Oltre i disagi tattici e mentali, soprattutto difensivi (si pensa a Juan Jesus) la Roma deve infatti continuare a fare i conti con la protesta della curva che forse anche oggi proseguirà nel farsi gli affari suoi lontano dall’Olimpico (o forse no?). L’Atalanta di Reja è strutturata ben al di là della recente sconfitta casalinga (Torino). Si difende senza nascondersi e in attacco ha giocatori (Gomez) che storicamente creano fastidi ai giallorossi. La Roma che ritrova De Rossi (è un momento in cui c’è bisogno di identità) non può distrarsi, deve restare concentrata e massimamente corta, attiva in ogni angolo e ad ogni minuto, e non dimenticare mai di assecondare Dzeko, non farlo sentire un E.T. allungato, abbandonato laggiù. «Quando giochiamo motivati e tutti si aiutano la difesa funziona (vedi Lazio, ndr). In ogni caso sarei contento di vincere tutte le partite 3-2. Avere il migliore attacco della Serie A comporta dei rischi». Non quello però di compromettere l’equilibrio. Obbligata a giocare senza Salah né Gervinho, la Roma dagli attributi intermittenti (Pjanic appare stanco), non potendo permettersi una “personalità” stabile deve affidarsi a “persone” pronte a candidarsi ad averne una prima possibile, meglio se più d’uno. Tra i sacrifici di Florenzi, le punizioni di Pjanic e la solitudine di Dzeko, l’importante è provarci e non sbagliare.

Pare facile. Può aiutare il fatto che la manifestazione più umanamente sportiva, o sportivamente più umana, della trasferta di Barcellona sia arrivata (tardi ma è arrivata) con le parole del dg Baldissoni («chiediamo scusa, siamo stati imbarazzanti»), parole che hanno chiuso giorni in cui l’orchestra sembrava aver smarrito anche l’ombra degli spartiti. Non c’è niente di male a riconoscersi piccoli, anzi, si rischia di apparire più veri e combattivi.

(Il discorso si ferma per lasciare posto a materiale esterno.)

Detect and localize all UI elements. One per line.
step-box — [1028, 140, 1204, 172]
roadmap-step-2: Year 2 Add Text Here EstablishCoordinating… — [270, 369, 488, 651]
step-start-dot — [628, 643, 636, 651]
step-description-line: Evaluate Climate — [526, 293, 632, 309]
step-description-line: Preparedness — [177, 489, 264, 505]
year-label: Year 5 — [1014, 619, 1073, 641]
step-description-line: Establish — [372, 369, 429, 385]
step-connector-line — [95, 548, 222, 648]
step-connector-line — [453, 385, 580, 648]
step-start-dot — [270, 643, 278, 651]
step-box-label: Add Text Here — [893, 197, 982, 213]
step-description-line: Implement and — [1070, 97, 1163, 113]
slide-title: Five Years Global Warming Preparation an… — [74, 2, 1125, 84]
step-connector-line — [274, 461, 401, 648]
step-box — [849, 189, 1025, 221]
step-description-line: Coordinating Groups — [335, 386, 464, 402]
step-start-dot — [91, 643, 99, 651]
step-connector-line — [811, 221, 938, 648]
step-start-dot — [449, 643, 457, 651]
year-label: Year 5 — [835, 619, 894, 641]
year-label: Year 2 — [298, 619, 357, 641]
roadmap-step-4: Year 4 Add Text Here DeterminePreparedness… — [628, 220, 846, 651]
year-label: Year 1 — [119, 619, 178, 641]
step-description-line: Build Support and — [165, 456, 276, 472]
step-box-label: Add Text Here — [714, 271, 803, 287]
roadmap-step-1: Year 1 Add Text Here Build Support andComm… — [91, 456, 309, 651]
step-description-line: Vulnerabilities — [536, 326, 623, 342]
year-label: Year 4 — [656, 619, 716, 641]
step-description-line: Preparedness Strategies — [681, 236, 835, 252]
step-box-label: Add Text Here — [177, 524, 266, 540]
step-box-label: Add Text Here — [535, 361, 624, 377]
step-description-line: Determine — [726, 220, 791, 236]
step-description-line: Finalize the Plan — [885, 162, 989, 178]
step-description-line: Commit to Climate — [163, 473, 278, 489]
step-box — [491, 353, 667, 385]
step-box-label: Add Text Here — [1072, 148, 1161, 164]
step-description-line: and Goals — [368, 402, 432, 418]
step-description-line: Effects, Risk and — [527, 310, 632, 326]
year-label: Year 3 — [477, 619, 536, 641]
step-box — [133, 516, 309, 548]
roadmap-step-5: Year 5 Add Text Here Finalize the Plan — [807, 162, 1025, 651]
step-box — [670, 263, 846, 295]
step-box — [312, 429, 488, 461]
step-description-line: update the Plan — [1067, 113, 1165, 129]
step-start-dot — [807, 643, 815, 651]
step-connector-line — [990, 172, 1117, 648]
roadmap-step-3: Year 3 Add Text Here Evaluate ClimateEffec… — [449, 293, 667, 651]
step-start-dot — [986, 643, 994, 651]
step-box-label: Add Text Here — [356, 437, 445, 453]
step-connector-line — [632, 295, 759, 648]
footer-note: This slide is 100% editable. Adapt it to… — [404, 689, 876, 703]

Non era da Roma quel rincorrersi di accordi sbagliati, non degno d’una squadra che malgrado la compulsiva discontinuità (unita al sospetto che valga più di quanto sembri e qui torna in ballo Garcia) è a un passo dagli ottavi di Champions e in serie A, pur quarta, è abile negli scontri diretti (perso contro Inter, vinto contro Fiorentina, Juve e Lazio). Il tempo e il campionato passano, il Bate incombe, il resto (per ora) non conta.